Le millésime 2018 est incontestablement un très grand millésime chez Foreau pour les demi-secs et moelleux. Après 2015 et 2009 avant lui, les raisins ont atteint cette année-là des maturités et des concentrations en sucres absolument splendides. Il faut dire que les conditions s’avéraient idéales : après un été chaud et sec, les nuits commencèrent à se rafraîchir nettement à partir de la fin du mois d’août. Les Foreau avaient tous les éléments pour pousser plus loin la maturité de leurs chenins. Il ne restait plus début octobre qu’à sélectionner des grappes sur-mûries mais pas encore touchées par le botrytis (ils ont réservé celles-ci à leurs splendides Moelleux et Moelleux Réserve).
Ce demi-sec 2018 possède des équilibres d’école, entre une sucrosité parfaitement digeste et intégrée (autour de 30 grammes par litre), une minéralité scintillante évoquant les éclats de roche et une fraîcheur crayeuse et végétale de tous les instants.
On doit bien sûr aux sols d’argiles à silex et à la haute maturité du fruit l’impeccable structure du vin et sa densité. Mais on doit surtout aux talents de vinificateurs de Philippe et Vincent cette sensation de délicatesse et d’énergie que l’on ressent tout au long de la dégustation. Après avoir récolté un raisin parfaitement sain ne nécessitant que peu de tri en 2018, les Foreau ont opté comme d’habitude pour un élevage court, sans fûts neufs, et surtout très peu interventionniste. Tout à leur recherche d’une finesse préservée, ils ne pratiquent aucun bâtonnage.

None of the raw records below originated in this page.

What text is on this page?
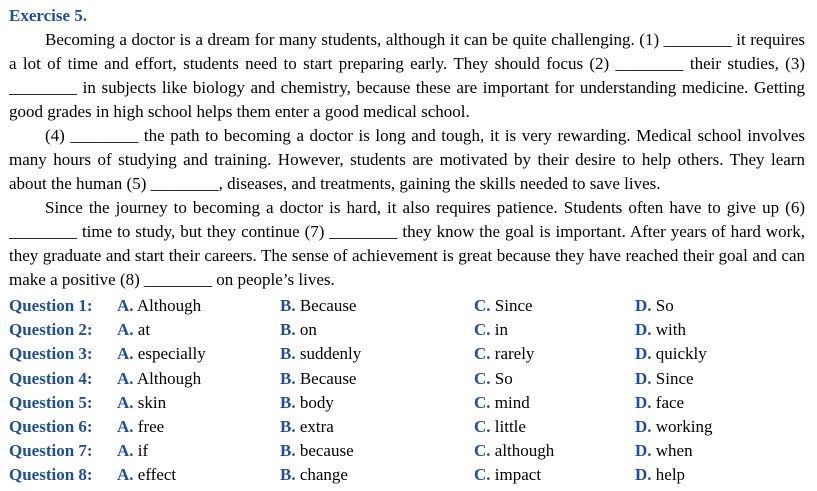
Exercise 5.

Becoming a doctor is a dream for many students, although it can be quite challenging. (1) ________ it requires a lot of time and effort, students need to start preparing early. They should focus (2) ________ their studies, (3) ________ in subjects like biology and chemistry, because these are important for understanding medicine. Getting good grades in high school helps them enter a good medical school.

(4) ________ the path to becoming a doctor is long and tough, it is very rewarding. Medical school involves many hours of studying and training. However, students are motivated by their desire to help others. They learn about the human (5) ________, diseases, and treatments, gaining the skills needed to save lives.

Since the journey to becoming a doctor is hard, it also requires patience. Students often have to give up (6) ________ time to study, but they continue (7) ________ they know the goal is important. After years of hard work, they graduate and start their careers. The sense of achievement is great because they have reached their goal and can make a positive (8) ________ on people’s lives.

Question 1: A. Although	B. Because	C. Since	D. So
Question 2: A. at	B. on	C. in	D. with
Question 3: A. especially	B. suddenly	C. rarely	D. quickly
Question 4: A. Although	B. Because	C. So	D. Since
Question 5: A. skin	B. body	C. mind	D. face
Question 6: A. free	B. extra	C. little	D. working
Question 7: A. if	B. because	C. although	D. when
Question 8: A. effect	B. change	C. impact	D. help
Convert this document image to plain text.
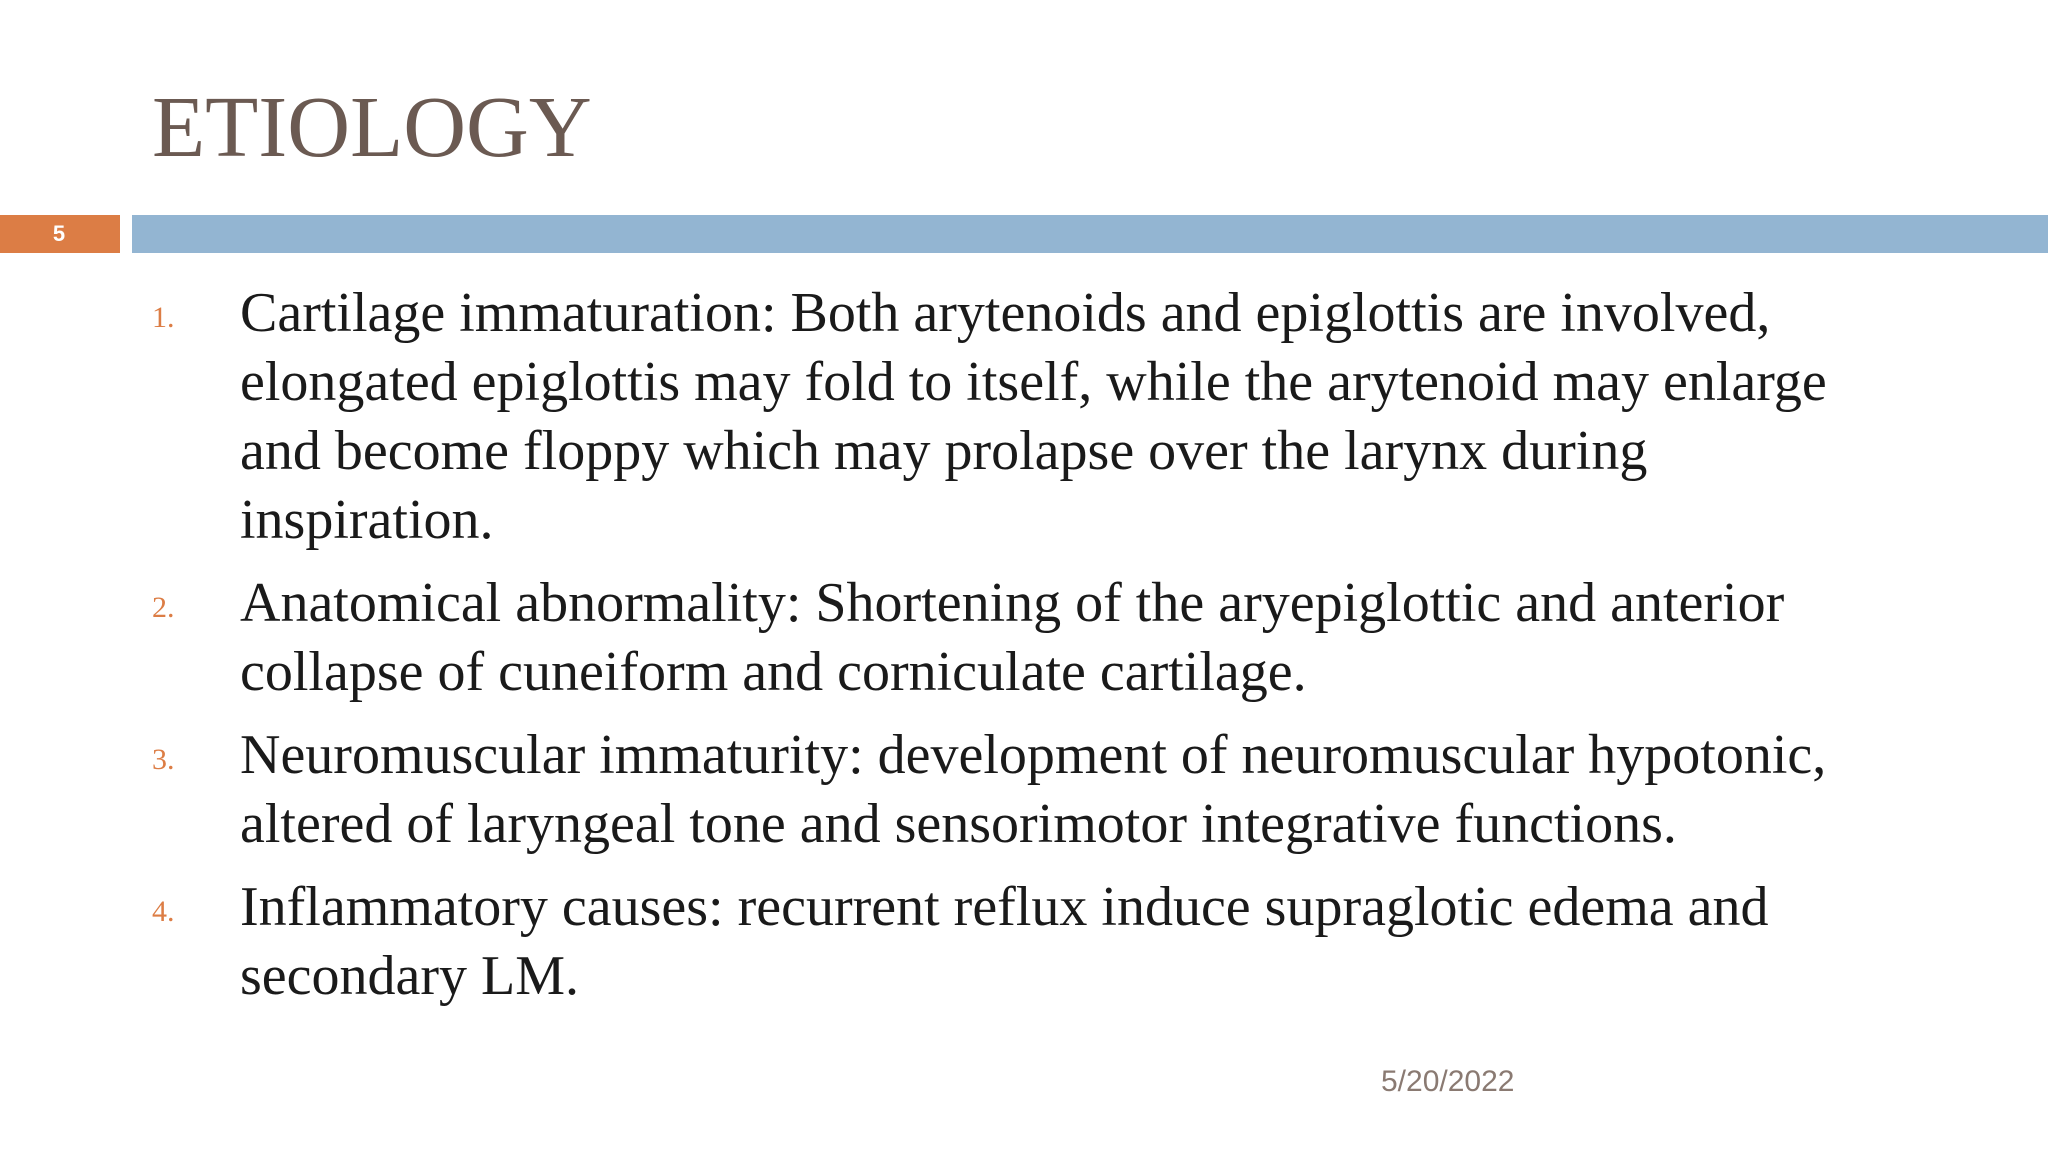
ETIOLOGY
5
1.	Cartilage immaturation: Both arytenoids and epiglottis are involved, elongated epiglottis may fold to itself, while the arytenoid may enlarge and become floppy which may prolapse over the larynx during inspiration.
2.	Anatomical abnormality: Shortening of the aryepiglottic and anterior collapse of cuneiform and corniculate cartilage.
3.	Neuromuscular immaturity: development of neuromuscular hypotonic, altered of laryngeal tone and sensorimotor integrative functions.
4.	Inflammatory causes: recurrent reflux induce supraglotic edema and secondary LM.
5/20/2022
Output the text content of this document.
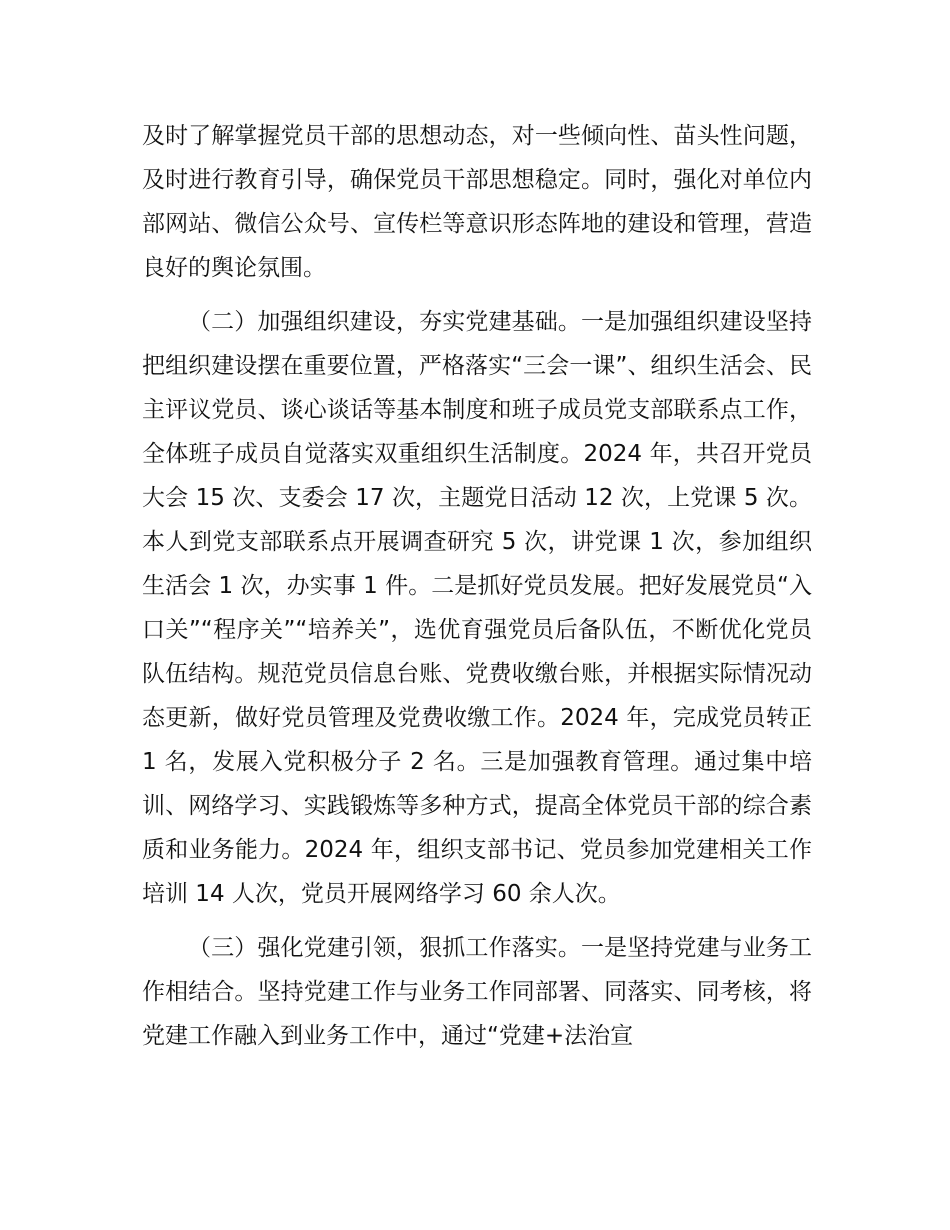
及时了解掌握党员干部的思想动态，对一些倾向性、苗头性问题，及时进行教育引导，确保党员干部思想稳定。同时，强化对单位内部网站、微信公众号、宣传栏等意识形态阵地的建设和管理，营造良好的舆论氛围。

（二）加强组织建设，夯实党建基础。一是加强组织建设坚持把组织建设摆在重要位置，严格落实“三会一课”、组织生活会、民主评议党员、谈心谈话等基本制度和班子成员党支部联系点工作，全体班子成员自觉落实双重组织生活制度。2024 年，共召开党员大会 15 次、支委会 17 次，主题党日活动 12 次，上党课 5 次。本人到党支部联系点开展调查研究 5 次，讲党课 1 次，参加组织生活会 1 次，办实事 1 件。二是抓好党员发展。把好发展党员“入口关”“程序关”“培养关”，选优育强党员后备队伍，不断优化党员队伍结构。规范党员信息台账、党费收缴台账，并根据实际情况动态更新，做好党员管理及党费收缴工作。2024 年，完成党员转正 1 名，发展入党积极分子 2 名。三是加强教育管理。通过集中培训、网络学习、实践锻炼等多种方式，提高全体党员干部的综合素质和业务能力。2024 年，组织支部书记、党员参加党建相关工作培训 14 人次，党员开展网络学习 60 余人次。

（三）强化党建引领，狠抓工作落实。一是坚持党建与业务工作相结合。坚持党建工作与业务工作同部署、同落实、同考核，将党建工作融入到业务工作中，通过“党建+法治宣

Le résultat est – comme toujours aurait-on envie de dire ! - remarquable de pureté aromatique et de dynamisme. Dès le premier nez, on se régale d’un fruit sain et gourmand, sur des notes de pommes et de poires compotées, de pêche blanche bien mûre, accompagnées de quelques épices douces, entre cannelle et clou de girofle. Très vite, l’expression du sol « verticalise » la lecture du vin et apporte des notes de poudre de craie et de cendre qui se mêlent à des nuances rafraîchissantes d’eucalyptus et de réglisse. Au fil de l’aération, le nez continue à se déployer et explorer de nouveaux territoires, toujours délicats, toujours raffinés. On pense maintenant à la lavande, l’eau de rose, la vanille bourbon ou le cerfeuil…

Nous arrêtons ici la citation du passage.